Joan's theme though is specifically books about beer, and naturally I have a fair few, most that I use as reference books for my homebrew. Ray Daniel's 'Designing Great Beers' is an essential source for homebrewers in my world. Sure the history side of things can be questionable at times, but the analyses of various styles is very helpful when I am in the process of creating a recipe to try out. Just as valuable is Ron Pattinson's 'The Homebrewer's Guide to Vintage Beers', and while I have only brewed a straight up version of 4 or 5 of the beers there, I use the book again as a reference, looking for patterns in behaviour that I can interpret in my own brewing. The third in my triumvirate of regular reference reads for brewing might come as more of a surprise given how rarely I brew Belgian style beers, but Stan Hieronymous' 'Brew Like A Monk' is great reading.

When it comes though to beer books that I enjoy reading purely for their own sake, there is one writer that for me stands head and shoulders above us all (and admittedly I am stretching the definition of 'book' just a bit here), Evan Rail.

It may be that I am slightly biased given that Evan and I shared many a pint when I lived in the Czech Republic, but whether directly writing about beer or not I thoroughly enjoy reading his work. Evan's Kindle Singles are the kind of writing to which I can really only aspire, often witty, deeply profound, and drenched with experience. The singles 'Why Beer Matters', 'In Praise of Hangovers', and 'Why We Fly' are all wonderful, and the half hour or so it takes to read each one is to lose yourself for a bit as Evan draws you into his world.

Given that it is Friday, go download those three of Evan's titles on Amazon, sit with a pint or two of your favourite beer (it really doesn't matter what) and discover, or discover again, a fantastic writer.

Friday, January 2, 2015

The Session: Reading Material

This month's Session is being hosted by the august Alan McLeod of A Good Beer Blog. Alan has asked the question 'What beer book which has yet to be written would you like to see published?'.

Like many of you fine folks that read Fuggled, I spend almost as much time reading about beer as I do brewing and drinking it. Most of the books I have are of a more reference nature and so I dip into them regularly, and often in search of inspiration for my homebrewing activities. Side point, reading reference books is nothing new for me, when I was the shy kid at Sgoil Lionacleit in the 1990s I would spend most lunchtimes sat in the library reading encyclopedias, and even today I am happy to potter around Wikipedia.

When it comes to the beer books that have yet to be written, I think a coming together of my various interests would be my first stop, history and theology being two of them (if you don't already know, I studied to be a minister, though was never ordained).
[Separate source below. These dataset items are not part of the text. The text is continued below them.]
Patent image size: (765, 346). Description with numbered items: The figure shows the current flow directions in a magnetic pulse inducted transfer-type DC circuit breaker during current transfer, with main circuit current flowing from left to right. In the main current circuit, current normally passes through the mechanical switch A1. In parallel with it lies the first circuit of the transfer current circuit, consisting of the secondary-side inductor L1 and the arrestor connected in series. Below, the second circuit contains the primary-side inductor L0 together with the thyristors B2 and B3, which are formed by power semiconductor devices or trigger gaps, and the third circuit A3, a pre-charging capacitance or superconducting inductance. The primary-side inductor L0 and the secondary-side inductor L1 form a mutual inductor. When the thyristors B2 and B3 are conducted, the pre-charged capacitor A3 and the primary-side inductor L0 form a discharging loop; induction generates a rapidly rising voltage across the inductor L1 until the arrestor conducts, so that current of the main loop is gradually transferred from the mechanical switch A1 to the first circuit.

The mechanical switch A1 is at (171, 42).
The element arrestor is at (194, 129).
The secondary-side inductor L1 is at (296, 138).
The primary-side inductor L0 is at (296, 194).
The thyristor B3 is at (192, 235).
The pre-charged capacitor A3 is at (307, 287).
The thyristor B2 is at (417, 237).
A history then of beer in monastic communities would be interesting, especially if it could go back to medieval times, and included lots of period correct methods for the various stages of brewing. Given that I wrote my BA dissertation on the missionary movements of the Celtic Church prior to the Synod of Whitby in 664, I would be particularly interested in brewing in the monasteries of Ireland and Scotland.

Another book I would love to see published, though it is has already been written, is the 'Geschichte des Brauwesens in Budweis' by Reinhold Huyer, though published in English. The book is a history of brewing in Budweis, which today is ?eské Budějovice, and was published in 1895, the year Budvar was established. Though I have a CD-ROM copy of the text floating around somewhere, the 19th century German typography is a bitch to read, and I'm a lazy git quite often.